The transportation bill got 137 votes in the Legislature this session. That's a solid 70 percent majority and, if you believe in representative government, pretty good evidence that Minnesotans are willing to pay for fixing their crumbling roads and expanding their skimpy transit systems.
But Tim Pawlenty isn't willing. And so, for the second time in three years, a veto, wielded by a governor who has never been elected by a majority of Minnesotans, has prevented substantial progress against the state's most gnawing problem: the 20-year failure to adequately build and maintain its transportation system...Pawlenty will be blamed for leaving Minnesota behind on all of these fronts. He has placed ideology and national political ambition ahead of his state's best interest.
Rather than raise the taxes and fees required to face head-on the annual $1.7 billion transportation shortfall, the governor has stuck to his incrementalist policy: Borrow about one-tenth of that amount, force our children to pay it back and nibble away at the edges. That's like attacking an iceberg with an icepick.
Business is also to blame. While the Minnesota Chamber of Commerce supported a nickel gas tax increase for roads, it opposed giving counties the authority to raise sales taxes for transit, the financial tool that has allowed other markets to push far ahead of the Twin Cities. It's a mystery why a sales tax for transit can be acceptable to business leaders in Denver, Dallas, Phoenix and San Diego, but not here. All of those cities have considerably higher rates than Minneapolis-St. Paul yet seem to be flourishing.

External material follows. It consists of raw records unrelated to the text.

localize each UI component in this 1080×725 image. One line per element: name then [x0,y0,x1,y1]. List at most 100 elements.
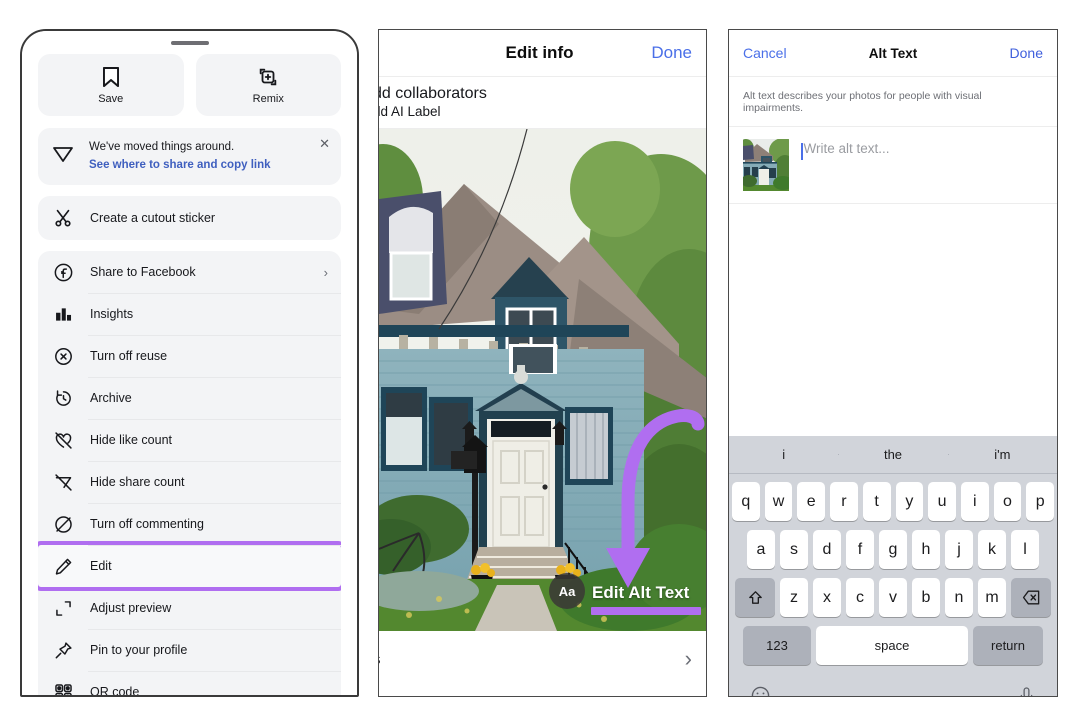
key-z[interactable]: z [780,578,808,617]
keyboard-suggestion-bar: i the i'm [729,436,1057,474]
key-w[interactable]: w [764,482,793,521]
key-l[interactable]: l [1011,530,1039,569]
chevron-right-icon: › [323,264,328,280]
menu-item-label: Insights [90,307,134,322]
space-key[interactable]: space [816,626,968,665]
alt-text-header: Cancel Alt Text Done [729,30,1057,77]
key-o[interactable]: o [993,482,1022,521]
key-r[interactable]: r [830,482,858,521]
edit-info-bottom-row[interactable]: s › [379,631,706,687]
remix-button[interactable]: Remix [195,54,341,116]
key-b[interactable]: b [912,578,940,617]
remix-icon [257,66,279,88]
keyboard-row-4: 123 space return [732,626,1054,665]
notice-line-1: We've moved things around. [89,141,235,153]
menu-item-hide-like-count[interactable]: Hide like count [38,419,341,461]
alt-text-placeholder: Write alt text... [803,141,890,156]
key-q[interactable]: q [731,482,760,521]
key-h[interactable]: h [912,530,940,569]
moved-things-notice[interactable]: We've moved things around. See where to … [38,128,341,186]
alt-text-field[interactable]: Write alt text... [801,139,890,191]
photo-thumbnail[interactable] [743,139,789,191]
edit-alt-text-label[interactable]: Edit Alt Text [592,583,689,603]
remix-label: Remix [252,92,284,105]
send-slash-icon [51,470,75,494]
menu-item-label: Hide share count [90,475,185,490]
menu-item-insights[interactable]: Insights [38,293,341,335]
key-k[interactable]: k [978,530,1006,569]
menu-item-archive[interactable]: Archive [38,377,341,419]
key-u[interactable]: u [928,482,956,521]
return-key[interactable]: return [973,626,1043,665]
paper-plane-icon [51,142,75,171]
annotation-underline [591,607,701,615]
backspace-icon[interactable] [1011,578,1051,617]
microphone-icon[interactable] [1017,685,1036,696]
menu-item-label: Archive [90,391,132,406]
circle-x-icon [51,344,75,368]
suggestion-1[interactable]: i [729,447,838,462]
alt-text-input-row[interactable]: Write alt text... [729,127,1057,204]
key-e[interactable]: e [797,482,826,521]
key-p[interactable]: p [1026,482,1055,521]
close-icon[interactable]: ✕ [319,137,330,150]
key-a[interactable]: a [747,530,775,569]
keyboard-row-1: qwertyuiop [731,482,1055,521]
key-m[interactable]: m [978,578,1006,617]
done-button[interactable]: Done [651,43,692,63]
menu-item-turn-off-commenting[interactable]: Turn off commenting [38,503,341,545]
menu-item-adjust-preview[interactable]: Adjust preview [38,587,341,629]
key-i[interactable]: i [960,482,989,521]
menu-item-label: Adjust preview [90,601,172,616]
add-collaborators-row[interactable]: dd collaborators [379,85,706,103]
alt-text-panel: Cancel Alt Text Done Alt text describes … [728,29,1058,697]
annotation-arrow-icon [606,409,705,588]
create-cutout-sticker-label: Create a cutout sticker [90,211,216,226]
key-t[interactable]: t [862,482,891,521]
create-cutout-sticker-row[interactable]: Create a cutout sticker [38,196,341,240]
page-title: Alt Text [868,45,918,61]
key-g[interactable]: g [879,530,907,569]
alt-text-aa-badge[interactable]: Aa [549,573,585,609]
cutout-sticker-card: Create a cutout sticker [38,196,341,241]
key-v[interactable]: v [879,578,907,617]
key-f[interactable]: f [846,530,874,569]
suggestion-2[interactable]: the [838,447,947,462]
menu-item-turn-off-reuse[interactable]: Turn off reuse [38,335,341,377]
suggestion-3[interactable]: i'm [947,447,1057,462]
numbers-key[interactable]: 123 [743,626,811,665]
notice-line-2-link[interactable]: See where to share and copy link [89,158,271,174]
key-s[interactable]: s [780,530,808,569]
menu-item-qr-code[interactable]: QR code [38,671,341,695]
menu-item-pin-to-your-profile[interactable]: Pin to your profile [38,629,341,671]
text-caret [801,143,803,160]
add-ai-label-row[interactable]: dd AI Label [379,104,706,119]
edit-info-header: Edit info Done [379,30,706,77]
menu-item-label: Turn off commenting [90,517,204,532]
menu-item-label: Turn off reuse [90,349,168,364]
crop-corners-icon [51,596,75,620]
post-photo[interactable]: Aa Edit Alt Text [379,129,706,631]
qr-code-icon [51,680,75,695]
page-title: Edit info [505,43,574,62]
done-button[interactable]: Done [1010,45,1043,61]
menu-item-edit[interactable]: Edit [38,541,341,592]
key-x[interactable]: x [813,578,841,617]
bookmark-icon [101,66,121,88]
key-d[interactable]: d [813,530,841,569]
alt-text-description: Alt text describes your photos for peopl… [729,77,1057,127]
on-screen-keyboard: i the i'm qwertyuiop asdfghjkl zxcvbnm 1… [729,436,1057,696]
key-c[interactable]: c [846,578,874,617]
key-n[interactable]: n [945,578,973,617]
save-button[interactable]: Save [38,54,184,116]
shift-up-arrow-icon[interactable] [735,578,775,617]
key-j[interactable]: j [945,530,973,569]
emoji-smiley-icon[interactable] [750,685,771,696]
share-sheet-menu-card: Share to Facebook › Insights Turn off reuse… [38,251,341,695]
menu-item-share-to-facebook[interactable]: Share to Facebook › [38,251,341,293]
key-y[interactable]: y [895,482,924,521]
menu-item-hide-share-count[interactable]: Hide share count [38,461,341,503]
insights-bar-chart-icon [51,302,75,326]
menu-item-label: QR code [90,685,140,695]
quick-actions-row: Save Remix [22,45,357,116]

Yep. This is a perfect example of the blinding force of ideology, in this case the ideology of "no new taxes." Being willing to pay for an adequate transportation infrastructure ought to be a no-brainer for pro-business people. Our transportation system is crippling businesses and slowing job growth. But they can't bring themselves to give up on their ideology. Meanwhile Republican business and political leaders in metropolitan areas with similar sizes have long since chosen jobs and economic growth over ideology.